Consequently, I recommend to the Standing Senate Committee on Energy, the Environment and Natural Resources that they consider doing a thorough study into the current state of climate change science, carefully considering all reputable points of view on the issue. In addition, the committee should consider whether the reports of the IPCC should be relied upon by the Government of Canada for policy formulation. To give members a quick overview of the many problems with the IPCC, I suggest that you read the well-documented review by Canadian investigative journalist Donna Laframboise. Her book is entitled The Delinquent Teenager Who Was Mistaken for the World's Top Climate Expert. After reading the book, you may no longer consider her book title to be mere humour.
It has often been suggested that to "fight climate change" Canada can easily make a conversion from conventional energy sources to low-carbon-dioxide emitting wind, solar and other power sources. In his speech supporting Bill S-205, the honourable senator promoted these energy sources as job and wealth creators for Canada. However, honourable senators, the experience in Europe tells a very different story.
For example, researchers at the Instituto Bruno Leoni in Italy found that for every so-called "green job" created by subsidies, nearly five times as many ordinary jobs could have been created in the general economy at the same cost. The Italian researchers add:
What's often ignored is that the creation of green jobs through subsidies or regulation inherently leads to the destruction of job opportunities in other industries. That's because any resource forcibly taken out of one sector and politically allocated in favour of renewable energy cannot be invested elsewhere.
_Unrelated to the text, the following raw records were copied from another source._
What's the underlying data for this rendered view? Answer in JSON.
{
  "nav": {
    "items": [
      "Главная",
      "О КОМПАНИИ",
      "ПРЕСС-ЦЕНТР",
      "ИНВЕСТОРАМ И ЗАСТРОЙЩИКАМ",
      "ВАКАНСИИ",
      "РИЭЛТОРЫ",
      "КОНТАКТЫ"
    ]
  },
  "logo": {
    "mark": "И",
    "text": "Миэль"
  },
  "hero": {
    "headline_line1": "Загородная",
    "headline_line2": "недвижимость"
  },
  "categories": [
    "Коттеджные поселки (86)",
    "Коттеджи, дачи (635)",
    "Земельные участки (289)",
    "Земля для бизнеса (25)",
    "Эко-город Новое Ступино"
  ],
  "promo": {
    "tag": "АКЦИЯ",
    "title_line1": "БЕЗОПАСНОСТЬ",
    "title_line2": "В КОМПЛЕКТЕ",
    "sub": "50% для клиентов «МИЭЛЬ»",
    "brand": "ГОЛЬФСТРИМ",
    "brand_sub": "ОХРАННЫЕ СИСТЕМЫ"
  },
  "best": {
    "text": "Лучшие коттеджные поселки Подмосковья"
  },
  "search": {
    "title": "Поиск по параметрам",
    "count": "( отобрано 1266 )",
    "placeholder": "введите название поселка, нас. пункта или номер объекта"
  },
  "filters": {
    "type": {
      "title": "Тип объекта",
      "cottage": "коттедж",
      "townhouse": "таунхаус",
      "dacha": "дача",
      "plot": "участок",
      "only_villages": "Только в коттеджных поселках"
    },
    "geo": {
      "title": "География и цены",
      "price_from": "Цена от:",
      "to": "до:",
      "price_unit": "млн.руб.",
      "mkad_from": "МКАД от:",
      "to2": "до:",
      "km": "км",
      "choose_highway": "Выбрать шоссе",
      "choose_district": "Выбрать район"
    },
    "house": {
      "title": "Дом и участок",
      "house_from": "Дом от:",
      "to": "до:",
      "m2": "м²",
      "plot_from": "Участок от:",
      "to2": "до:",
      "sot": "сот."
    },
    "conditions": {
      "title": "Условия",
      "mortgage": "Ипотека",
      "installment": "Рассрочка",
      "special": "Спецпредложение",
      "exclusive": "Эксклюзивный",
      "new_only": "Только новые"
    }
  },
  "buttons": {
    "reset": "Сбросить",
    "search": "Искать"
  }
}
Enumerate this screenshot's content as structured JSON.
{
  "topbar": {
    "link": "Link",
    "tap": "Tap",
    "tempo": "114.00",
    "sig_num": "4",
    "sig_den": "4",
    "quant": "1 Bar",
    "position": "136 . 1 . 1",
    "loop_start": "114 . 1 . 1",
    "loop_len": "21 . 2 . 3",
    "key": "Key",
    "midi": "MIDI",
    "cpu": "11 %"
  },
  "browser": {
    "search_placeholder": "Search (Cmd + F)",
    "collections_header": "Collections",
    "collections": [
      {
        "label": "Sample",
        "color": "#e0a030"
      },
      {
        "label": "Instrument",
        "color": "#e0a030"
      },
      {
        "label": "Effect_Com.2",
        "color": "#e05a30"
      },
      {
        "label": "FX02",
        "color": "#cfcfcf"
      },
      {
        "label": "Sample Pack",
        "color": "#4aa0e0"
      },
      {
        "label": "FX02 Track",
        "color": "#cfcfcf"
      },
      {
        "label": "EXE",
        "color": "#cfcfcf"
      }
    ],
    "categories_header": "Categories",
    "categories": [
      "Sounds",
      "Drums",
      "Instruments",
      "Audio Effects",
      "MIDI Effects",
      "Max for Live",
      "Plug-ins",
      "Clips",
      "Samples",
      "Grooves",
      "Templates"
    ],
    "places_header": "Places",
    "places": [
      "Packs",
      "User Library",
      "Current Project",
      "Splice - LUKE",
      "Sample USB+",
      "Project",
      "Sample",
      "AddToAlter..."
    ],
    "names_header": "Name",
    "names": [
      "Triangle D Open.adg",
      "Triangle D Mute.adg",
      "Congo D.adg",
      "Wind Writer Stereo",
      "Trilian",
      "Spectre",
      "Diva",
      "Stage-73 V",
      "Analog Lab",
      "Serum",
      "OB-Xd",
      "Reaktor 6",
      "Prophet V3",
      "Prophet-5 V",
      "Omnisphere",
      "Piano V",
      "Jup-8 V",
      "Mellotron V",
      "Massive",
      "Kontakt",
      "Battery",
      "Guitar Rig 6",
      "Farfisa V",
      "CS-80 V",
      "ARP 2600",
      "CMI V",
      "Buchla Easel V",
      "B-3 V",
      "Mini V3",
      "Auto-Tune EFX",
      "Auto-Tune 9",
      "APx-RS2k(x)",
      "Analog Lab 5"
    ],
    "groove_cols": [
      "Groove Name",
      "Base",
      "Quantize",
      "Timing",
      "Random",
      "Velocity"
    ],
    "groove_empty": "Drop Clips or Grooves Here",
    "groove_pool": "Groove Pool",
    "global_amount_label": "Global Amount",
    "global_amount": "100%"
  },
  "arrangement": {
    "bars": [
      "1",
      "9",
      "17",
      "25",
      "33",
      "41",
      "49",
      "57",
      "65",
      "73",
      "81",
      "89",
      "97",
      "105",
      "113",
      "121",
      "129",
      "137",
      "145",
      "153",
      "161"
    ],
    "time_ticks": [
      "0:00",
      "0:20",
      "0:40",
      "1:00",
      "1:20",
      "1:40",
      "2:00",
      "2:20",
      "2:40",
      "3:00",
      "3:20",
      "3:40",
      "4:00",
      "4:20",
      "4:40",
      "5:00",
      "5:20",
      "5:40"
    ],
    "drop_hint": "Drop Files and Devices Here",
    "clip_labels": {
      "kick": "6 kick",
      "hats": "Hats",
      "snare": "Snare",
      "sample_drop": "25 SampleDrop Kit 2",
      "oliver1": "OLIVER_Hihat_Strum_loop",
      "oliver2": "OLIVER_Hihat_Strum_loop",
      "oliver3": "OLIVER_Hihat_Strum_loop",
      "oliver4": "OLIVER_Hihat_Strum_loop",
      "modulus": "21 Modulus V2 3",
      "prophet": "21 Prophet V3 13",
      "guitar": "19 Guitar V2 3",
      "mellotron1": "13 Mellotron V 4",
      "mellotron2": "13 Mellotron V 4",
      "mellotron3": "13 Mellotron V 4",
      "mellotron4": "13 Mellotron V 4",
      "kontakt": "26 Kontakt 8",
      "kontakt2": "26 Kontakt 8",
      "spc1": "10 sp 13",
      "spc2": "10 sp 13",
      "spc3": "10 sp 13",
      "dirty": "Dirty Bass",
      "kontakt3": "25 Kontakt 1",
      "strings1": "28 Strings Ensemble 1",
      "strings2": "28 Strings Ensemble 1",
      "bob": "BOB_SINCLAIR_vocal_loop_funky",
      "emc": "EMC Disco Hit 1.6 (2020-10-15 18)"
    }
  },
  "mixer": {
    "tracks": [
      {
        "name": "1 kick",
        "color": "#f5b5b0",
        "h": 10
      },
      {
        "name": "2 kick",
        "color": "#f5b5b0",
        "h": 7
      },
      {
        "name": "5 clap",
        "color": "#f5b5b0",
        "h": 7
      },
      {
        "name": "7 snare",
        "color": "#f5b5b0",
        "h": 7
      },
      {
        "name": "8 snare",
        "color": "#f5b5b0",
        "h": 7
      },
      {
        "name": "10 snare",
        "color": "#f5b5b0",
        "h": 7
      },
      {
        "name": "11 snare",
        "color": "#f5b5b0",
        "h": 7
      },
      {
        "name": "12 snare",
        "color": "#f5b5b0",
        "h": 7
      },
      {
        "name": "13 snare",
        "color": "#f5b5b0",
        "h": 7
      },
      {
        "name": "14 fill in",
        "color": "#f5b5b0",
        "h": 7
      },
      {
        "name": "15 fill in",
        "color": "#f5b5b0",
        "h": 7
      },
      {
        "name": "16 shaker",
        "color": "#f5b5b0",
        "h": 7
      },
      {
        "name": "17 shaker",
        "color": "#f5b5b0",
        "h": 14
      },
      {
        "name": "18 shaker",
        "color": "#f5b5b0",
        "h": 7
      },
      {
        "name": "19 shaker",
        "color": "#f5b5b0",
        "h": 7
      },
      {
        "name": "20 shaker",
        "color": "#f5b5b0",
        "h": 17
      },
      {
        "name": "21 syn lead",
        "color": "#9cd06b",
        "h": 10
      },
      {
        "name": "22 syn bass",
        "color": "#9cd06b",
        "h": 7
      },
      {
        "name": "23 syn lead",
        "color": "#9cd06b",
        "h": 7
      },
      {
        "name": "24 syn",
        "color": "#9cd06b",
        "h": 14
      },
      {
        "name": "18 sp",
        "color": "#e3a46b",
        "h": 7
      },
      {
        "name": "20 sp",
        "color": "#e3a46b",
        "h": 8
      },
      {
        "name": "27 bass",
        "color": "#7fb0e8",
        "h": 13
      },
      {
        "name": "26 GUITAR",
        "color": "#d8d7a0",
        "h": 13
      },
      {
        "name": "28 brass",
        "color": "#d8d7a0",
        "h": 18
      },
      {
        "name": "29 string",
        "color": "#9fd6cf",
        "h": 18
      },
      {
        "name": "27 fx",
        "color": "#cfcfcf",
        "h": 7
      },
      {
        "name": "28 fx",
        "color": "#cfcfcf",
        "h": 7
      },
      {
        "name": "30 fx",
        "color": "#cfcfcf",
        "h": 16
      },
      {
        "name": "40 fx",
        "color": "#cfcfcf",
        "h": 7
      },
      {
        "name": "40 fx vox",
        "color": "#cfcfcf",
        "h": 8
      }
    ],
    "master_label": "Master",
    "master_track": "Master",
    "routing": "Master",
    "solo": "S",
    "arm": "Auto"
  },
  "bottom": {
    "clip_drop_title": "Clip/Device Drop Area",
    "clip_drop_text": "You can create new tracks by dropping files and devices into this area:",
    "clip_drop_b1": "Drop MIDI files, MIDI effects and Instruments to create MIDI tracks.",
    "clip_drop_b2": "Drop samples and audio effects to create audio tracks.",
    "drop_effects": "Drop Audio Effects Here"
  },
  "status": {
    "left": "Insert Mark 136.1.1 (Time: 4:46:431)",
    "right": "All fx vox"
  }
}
A November 2009 German economic paper from the Ruhr University Bochum and RWI, a publicly funded research institute, concluded:
It is most likely that whatever jobs are created by renewable energy promotion would vanish as soon as government support is terminated.
University of Guelph economics professor Ross McKitrick, sums it up best by saying:
If spending money on greenhouse gas reduction is profitable and makes people better off then there is no need for government to force it to happen.
I wish to make it clear that I believe that the Government of Canada must indeed continue to protect our natural environment, but we must concentrate our energy and financial resources on tackling environmental problems we know to be real, such as cleaning up toxic waste dumps and reducing agricultural and urban runoff that pollutes lakes and rivers. The climate always changes and there may well be nothing we can do to stop it.
In summary, I believe that the real focus of Canada's climate policy, the no-regrets approach that yields benefits no matter what causes climate change, must be to help vulnerable people and communities prepare for and adapt to inevitable climate change. We should also continue to support scientific research in the field so that some day we may be able to forecast climate to help us get ready for whatever nature throws at us next.